On a largely party line vote, the House narrowly passed its version of reauthorizing the Violence Against Women Act (H.R. 4970) by a vote of 222-205, with just six Democrats supporting the bill and 23 Republicans voting against it.  The House bill is substantially different from the Senate-passed bill (S. 1925), a truly bipartisan measure that garnered the votes of 15 Republican senators.  Unlike the House bill, the Senate bill expands protections to specific groups of domestic violence victims, including immigrants, members of the lesbian, gay, bisexual and transgender (LGBT) communities and Native Americans.  The Senate bill would also expand reporting requirements for colleges and universities when there are campus incidents of domestic violence, dating violence and stalking.  Another difference between the two bills is that the House bill allows religious groups that receive public funds to deliver Violence Against Women Act services to make hiring decisions based on the job applicants’ religious beliefs, which amounts to taxpayer-funded employment discrimination. The next step is for negotiators from the House and Senate to agree on a final bill.  President Obama has issued a veto threat in the event that the final legislation resembles the House bill. 

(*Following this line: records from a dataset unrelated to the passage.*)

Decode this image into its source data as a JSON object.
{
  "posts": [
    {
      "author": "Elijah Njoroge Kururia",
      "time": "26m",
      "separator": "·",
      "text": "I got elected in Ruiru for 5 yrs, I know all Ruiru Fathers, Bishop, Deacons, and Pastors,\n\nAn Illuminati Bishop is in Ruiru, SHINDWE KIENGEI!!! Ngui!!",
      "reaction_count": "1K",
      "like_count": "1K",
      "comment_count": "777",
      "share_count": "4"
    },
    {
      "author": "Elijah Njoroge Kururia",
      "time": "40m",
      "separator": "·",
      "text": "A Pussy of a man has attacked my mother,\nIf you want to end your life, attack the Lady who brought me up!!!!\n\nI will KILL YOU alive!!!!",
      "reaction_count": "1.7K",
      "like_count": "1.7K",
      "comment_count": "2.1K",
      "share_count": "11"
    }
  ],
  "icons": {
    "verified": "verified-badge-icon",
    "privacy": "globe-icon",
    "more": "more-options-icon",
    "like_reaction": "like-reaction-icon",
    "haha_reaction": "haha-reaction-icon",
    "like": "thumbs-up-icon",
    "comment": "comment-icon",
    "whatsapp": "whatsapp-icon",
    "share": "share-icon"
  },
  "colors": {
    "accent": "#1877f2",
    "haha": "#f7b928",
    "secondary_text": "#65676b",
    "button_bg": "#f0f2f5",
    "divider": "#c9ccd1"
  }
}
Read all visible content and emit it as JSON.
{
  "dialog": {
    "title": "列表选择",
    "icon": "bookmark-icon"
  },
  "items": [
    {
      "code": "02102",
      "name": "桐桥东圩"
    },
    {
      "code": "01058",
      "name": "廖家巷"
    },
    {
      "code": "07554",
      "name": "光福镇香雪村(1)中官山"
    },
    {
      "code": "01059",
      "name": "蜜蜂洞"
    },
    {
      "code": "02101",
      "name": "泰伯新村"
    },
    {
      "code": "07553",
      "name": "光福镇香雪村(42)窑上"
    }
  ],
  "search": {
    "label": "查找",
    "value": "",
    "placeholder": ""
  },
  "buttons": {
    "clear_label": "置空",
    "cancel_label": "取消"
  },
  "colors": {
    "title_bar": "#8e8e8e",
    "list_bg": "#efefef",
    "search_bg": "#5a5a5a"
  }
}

Senator Harkin Introduces Resolution in Support of Home Care Workers and Affordable Services

Sen. Tom Harkin (D-IA), Chairman of the Senate Health, Education, Labor and Pensions Committee, introduced a Sense of the Senate resolution (S.Res.453),  urging the Senate to take a comprehensive approach to expand and support a strong home care workforce and to make long-term services and supports affordable and accessible.  Sen. Harkin, who was the author and chief Senate sponsor of the Americans with Disabilities act of 1990 (ADA), views improving the quality of direct care jobs as  necessary to uphold the right of seniors and individuals with disabilities to a dignified quality of life.  The Sense of the Senate resolution incorporates key elements of the Caring Across Generations campaign, which was launched with the support of AFSCME. 

AFSCME Activists Call Out WellPoint Insurance Company

Several AFSCME local union activists from California, Indiana and New Hampshire attended the WellPoint health insurance company’s annual shareholders meeting in Indianapolis, IN on Wednesday.  The AFSCME activists, along with other union activists, challenged WellPoint’s CEO over contributions the company has made to politicians, including Govs. Scott Walker (R-WI), John Kasich (R-OH) and Mitch Daniels (R-IN), who have pushed to end collective bargaining and other anti-worker measures.  The activists also challenged WellPoint over its financial support for organizations that promote anti-worker policies at the state and federal level, including the American Legislative Exchange Council and the U.S. Chamber of Commerce. During the action inside the meeting, dozens of activists protested against WellPoint outside.  WellPoint is the parent company of Anthem Blue Cross/Blue Shield and other companies that provide health care coverage to millions of union families. Yet, the company uses premiums collected from union members and their employers to support attacks against collective bargaining and other labor rights.